Un esile diaframma di diciotto voti, un infinitesimale 1,5 per cento separa il Medio Evo delle Regole ampezzane dalla modernità del Ventunesimo secolo, l’uguaglianza negata tra uomini e donne nella successione della proprietà collettiva composta da prati, alpeggi e boschi della conca di Cortina. Forse più l’effetto di una lettura formalistica delle procedure, che un sostanziale maschilismo alpino, visto che il 65 per cento dei regolieri si è espresso a favore della rivoluzione rosa. Eppure ci avevano provato già dieci anni fa a frantumare una regola vecchia di quasi 1500 anni, eretta come un baluardo della gente della montagna contro le invasioni dei Longobardi. Ma anche nel 2005 avevano resistito il retaggio, il pregiudizio, la consuetudine di riconoscersi tra le famiglie che governano questo lembo dolomitico, tra Veneto e Alto Adige.

Questa volta l’assemblea straordinaria dei circa 1.200 regolieri d’Ampezzo, ovvero gli abitanti originari, titolari della proprietà collettiva delle terre, è arrivata a una manciata di consensi dalla soglia della storica riforma. Ma su 650 voti validi, ne erano necessari almeno 434 a favore, ovvero i due terzi, per cambiare il Laudo, il “titolo qualificativo e statutario” della comunità. Si sono fermati a quota 416 e quei circa duecento regolieri irriducibili hanno bloccato la parificazione tra uomini e donne. Bocciata una norma semplicissima, ma che può sembrare anacronistica, visto che affonda le proprie radici in un tempo lontanissimo, dove la società aveva un radicamento patriarcale e le donne erano dedite solamente alla casa.

Eppure regge ancora e irradia le proprie conseguenze su 25mila ettari di prati e boschi, condivisi dalle regole di Ambrizola, Zuel, Campo, Pocol, Rumerlo, Cadin, Chiave, Lareto, Mandres e Fraina. I Consorti Regolieri (così si chiamano gli ampezzani a denominazione di origine controllata) sono portatori dell’interesse familiare, come recita l’articolo 4 del Laudo, e costituiscono “comunioni di persone e di beni” in base ai “rispettivi statuti e consuetudini”. Sullo statuto hanno vinto innanzitutto le consuetudini. Ovvero quelle secondo cui la titolarità viene tramandata per nascita ai figli maschi e alle figlie femmine solo se non hanno fratelli maschi. Non tutte le femmine, solo quelle che possono garantire l’ereditarietà della famiglia. Ecco la discrepanza che appare come un’eresia per chi guarda alla Conca di diamante da lontano.
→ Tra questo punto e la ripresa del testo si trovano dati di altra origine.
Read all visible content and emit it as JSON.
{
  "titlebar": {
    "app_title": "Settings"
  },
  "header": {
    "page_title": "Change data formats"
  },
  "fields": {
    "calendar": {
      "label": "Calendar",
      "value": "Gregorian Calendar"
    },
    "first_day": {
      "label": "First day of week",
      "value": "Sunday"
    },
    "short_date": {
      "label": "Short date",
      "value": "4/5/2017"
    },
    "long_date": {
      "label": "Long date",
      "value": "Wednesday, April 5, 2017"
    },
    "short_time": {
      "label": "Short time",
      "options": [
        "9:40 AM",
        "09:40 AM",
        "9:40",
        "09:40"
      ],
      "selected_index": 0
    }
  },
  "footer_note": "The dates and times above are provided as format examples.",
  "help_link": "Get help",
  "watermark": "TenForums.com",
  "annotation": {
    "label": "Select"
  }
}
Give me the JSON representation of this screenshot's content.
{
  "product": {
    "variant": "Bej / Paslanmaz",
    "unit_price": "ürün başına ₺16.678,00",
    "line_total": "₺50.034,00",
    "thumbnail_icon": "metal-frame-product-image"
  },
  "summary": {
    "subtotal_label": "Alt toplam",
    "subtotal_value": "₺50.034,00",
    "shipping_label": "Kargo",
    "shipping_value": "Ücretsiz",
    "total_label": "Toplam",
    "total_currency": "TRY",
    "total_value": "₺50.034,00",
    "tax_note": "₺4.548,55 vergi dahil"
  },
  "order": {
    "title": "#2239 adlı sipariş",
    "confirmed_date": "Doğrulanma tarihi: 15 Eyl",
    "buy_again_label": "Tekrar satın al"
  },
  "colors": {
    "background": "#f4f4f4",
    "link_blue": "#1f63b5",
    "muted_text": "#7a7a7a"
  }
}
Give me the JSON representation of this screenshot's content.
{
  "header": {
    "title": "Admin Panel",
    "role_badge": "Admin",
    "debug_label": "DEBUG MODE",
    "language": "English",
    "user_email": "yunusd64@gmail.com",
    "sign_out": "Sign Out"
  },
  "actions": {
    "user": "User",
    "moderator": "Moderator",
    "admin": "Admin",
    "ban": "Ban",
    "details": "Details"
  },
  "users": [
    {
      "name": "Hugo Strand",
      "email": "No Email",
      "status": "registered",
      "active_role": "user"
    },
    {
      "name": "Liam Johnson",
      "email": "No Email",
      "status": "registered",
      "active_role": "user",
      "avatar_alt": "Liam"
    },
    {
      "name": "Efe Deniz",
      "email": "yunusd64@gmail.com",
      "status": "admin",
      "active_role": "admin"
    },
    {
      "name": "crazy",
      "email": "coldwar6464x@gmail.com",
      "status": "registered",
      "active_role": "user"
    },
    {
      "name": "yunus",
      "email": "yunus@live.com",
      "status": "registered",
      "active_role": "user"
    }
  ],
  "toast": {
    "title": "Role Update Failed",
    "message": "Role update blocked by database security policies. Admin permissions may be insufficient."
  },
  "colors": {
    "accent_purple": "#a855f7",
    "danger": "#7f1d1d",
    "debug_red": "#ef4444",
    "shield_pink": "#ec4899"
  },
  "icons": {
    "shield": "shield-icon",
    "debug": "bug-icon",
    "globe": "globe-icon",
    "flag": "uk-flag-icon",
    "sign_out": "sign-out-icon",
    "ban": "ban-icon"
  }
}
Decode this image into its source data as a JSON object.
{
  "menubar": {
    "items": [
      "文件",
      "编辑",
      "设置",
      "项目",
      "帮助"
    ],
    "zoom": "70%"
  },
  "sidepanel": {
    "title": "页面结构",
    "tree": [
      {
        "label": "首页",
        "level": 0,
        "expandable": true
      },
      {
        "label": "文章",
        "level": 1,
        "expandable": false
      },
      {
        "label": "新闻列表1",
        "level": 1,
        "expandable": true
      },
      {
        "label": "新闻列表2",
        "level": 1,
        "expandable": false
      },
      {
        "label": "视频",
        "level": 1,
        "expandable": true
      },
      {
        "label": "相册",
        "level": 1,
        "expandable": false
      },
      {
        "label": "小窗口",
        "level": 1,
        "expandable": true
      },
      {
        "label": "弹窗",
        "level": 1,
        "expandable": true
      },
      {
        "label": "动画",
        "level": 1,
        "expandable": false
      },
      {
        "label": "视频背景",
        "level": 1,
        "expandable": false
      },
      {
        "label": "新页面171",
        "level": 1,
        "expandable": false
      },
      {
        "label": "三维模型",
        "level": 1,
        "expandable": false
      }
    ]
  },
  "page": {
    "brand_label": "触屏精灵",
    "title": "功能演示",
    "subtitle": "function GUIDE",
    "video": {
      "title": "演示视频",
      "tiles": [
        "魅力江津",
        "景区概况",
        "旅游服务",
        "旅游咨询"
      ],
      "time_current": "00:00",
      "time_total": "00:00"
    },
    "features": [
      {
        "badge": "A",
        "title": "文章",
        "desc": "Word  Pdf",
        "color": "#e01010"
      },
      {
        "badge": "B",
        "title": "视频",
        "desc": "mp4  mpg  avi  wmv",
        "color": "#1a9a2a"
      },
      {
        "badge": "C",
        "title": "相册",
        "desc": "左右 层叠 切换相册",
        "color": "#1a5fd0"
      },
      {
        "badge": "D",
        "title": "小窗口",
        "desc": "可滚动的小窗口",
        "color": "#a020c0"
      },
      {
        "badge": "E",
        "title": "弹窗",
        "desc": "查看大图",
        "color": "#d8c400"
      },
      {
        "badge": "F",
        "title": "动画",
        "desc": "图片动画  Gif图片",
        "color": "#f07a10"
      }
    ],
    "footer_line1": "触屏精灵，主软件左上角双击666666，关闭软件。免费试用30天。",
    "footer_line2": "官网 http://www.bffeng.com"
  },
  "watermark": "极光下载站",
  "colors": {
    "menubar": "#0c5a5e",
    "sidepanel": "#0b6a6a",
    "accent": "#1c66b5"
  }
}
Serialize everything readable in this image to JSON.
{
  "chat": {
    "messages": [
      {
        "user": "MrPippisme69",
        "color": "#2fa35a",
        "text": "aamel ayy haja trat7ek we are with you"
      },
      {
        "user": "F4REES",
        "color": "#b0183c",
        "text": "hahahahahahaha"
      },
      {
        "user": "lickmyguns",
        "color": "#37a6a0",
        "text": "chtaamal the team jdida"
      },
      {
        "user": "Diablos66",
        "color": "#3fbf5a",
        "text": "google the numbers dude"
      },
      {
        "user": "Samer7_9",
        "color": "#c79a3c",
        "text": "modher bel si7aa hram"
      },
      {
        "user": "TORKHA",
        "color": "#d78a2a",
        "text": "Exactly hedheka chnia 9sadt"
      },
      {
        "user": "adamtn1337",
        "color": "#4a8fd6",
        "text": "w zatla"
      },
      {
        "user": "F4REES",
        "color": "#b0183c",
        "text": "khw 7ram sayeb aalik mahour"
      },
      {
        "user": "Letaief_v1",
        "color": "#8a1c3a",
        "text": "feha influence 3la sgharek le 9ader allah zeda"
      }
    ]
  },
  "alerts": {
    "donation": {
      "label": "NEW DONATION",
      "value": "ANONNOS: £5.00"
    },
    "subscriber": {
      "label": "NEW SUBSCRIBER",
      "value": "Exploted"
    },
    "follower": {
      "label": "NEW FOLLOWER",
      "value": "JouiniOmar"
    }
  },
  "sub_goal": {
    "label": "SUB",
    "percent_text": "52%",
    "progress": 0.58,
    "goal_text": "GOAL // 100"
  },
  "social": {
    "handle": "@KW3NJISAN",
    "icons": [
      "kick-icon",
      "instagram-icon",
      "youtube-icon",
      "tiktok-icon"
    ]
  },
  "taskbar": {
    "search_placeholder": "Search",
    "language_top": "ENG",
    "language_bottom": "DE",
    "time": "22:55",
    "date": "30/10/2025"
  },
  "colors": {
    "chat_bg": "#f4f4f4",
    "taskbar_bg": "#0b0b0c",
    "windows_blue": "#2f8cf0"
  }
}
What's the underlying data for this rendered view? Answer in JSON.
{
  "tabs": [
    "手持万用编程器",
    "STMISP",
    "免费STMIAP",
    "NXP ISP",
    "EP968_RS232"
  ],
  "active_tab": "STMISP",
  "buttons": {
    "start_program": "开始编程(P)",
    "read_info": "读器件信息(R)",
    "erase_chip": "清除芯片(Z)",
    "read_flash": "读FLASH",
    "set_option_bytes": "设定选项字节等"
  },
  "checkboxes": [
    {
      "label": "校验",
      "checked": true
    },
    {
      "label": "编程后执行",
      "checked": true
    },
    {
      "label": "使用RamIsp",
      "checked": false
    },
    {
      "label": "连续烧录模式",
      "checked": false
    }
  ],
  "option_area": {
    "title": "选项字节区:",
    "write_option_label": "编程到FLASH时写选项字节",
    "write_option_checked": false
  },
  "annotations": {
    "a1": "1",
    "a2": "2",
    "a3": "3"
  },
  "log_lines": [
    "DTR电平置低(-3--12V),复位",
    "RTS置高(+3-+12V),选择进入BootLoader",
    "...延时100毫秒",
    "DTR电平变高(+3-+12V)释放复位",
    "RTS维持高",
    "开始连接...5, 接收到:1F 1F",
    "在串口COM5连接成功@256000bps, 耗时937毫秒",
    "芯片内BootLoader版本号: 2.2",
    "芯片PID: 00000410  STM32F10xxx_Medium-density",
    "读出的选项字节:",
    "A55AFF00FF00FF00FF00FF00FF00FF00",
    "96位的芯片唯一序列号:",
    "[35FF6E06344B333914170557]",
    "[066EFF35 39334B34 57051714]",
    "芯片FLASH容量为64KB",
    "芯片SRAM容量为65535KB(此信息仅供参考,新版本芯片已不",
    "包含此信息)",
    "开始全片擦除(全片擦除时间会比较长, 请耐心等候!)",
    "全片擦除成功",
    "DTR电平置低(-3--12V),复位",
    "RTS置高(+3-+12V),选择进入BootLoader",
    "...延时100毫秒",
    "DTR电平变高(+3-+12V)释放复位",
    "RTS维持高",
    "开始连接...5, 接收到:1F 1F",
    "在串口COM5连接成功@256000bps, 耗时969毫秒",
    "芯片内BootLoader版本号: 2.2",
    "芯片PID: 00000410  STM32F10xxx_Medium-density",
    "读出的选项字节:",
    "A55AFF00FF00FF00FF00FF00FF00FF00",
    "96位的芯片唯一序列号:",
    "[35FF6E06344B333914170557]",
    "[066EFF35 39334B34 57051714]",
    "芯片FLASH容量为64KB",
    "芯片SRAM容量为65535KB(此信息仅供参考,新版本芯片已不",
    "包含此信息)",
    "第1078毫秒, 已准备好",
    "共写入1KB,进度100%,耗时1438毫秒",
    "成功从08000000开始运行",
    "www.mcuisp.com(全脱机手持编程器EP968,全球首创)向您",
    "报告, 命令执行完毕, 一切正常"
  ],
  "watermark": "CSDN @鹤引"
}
L’articolo 7 del Laudo ci parla di un mondo che non c’è più, salvo che tra le Tofane e il Cristallo. “Sono iscritti tutti i figli maschi discendenti da un Consorte Regoliere. In mancanza di discendenti di sesso maschile, all’atto della morte del Consorte Regoliere, vi sono iscritte le figlie, chiamate ‘ereditarie’ o ‘da roba’”. Se queste ultime si sposano, “conservano e trasmettono i diritti solamente se  sono coniugate con Consorti Regolieri o loro discendenti”. I figli naturali riconosciuti, i legittimati, gli adottivi sono equiparati ai figli legittimi, sempre che siano residenti e domiciliati a Cortina d’Ampezzo. La residenza è requisito essenziale anche per i Consorti Regolieri, se emigrano sono sospesi.

Ma hanno vinto anche le singole regole, come spiega il sindaco Andrea Franceschi. “Se un’assemblea qualunque avesse espresso il 65 per cento dei consensi a favore di una riforma, si starebbe brindando. Così non è stato per un nulla, ma la discussione ha mostrato ragioni più di forma che di sostanza, perché nessuno si è detto contrario all’ereditarietà anche per linea femminile”. Franceschi è un regoliere e il suo voto vale come tutti gli altri. E spiega come sia difficile, per chi non fa parte di questa terra, capire i ragionamenti e i percorsi interpretativi. “Almeno la metà dei contrari si è limitata a considerazioni formali. Non ho sentito nessuno esprimersi contro i diritti delle donne. Hanno sostenuto che prima andavano modificati i singoli statuti delle undici regole, poi andava fatta un’assemblea generale per la riforma complessiva”.

Spiegazioni che comunque non convincono le donne. Perché alcune delle promotrici della riforma, dopo lo smacco, hanno indossato il burqa davanti alla Ciasa de ra Regoles, gridando ai diritti negati. Caustica Marta Marzotto, che conosce bene i cortinesi, essendo una villeggiante fissa: “Sono solo maschilisti, abituati così da sempre: le donne lavorano e loro vanno in osteria”.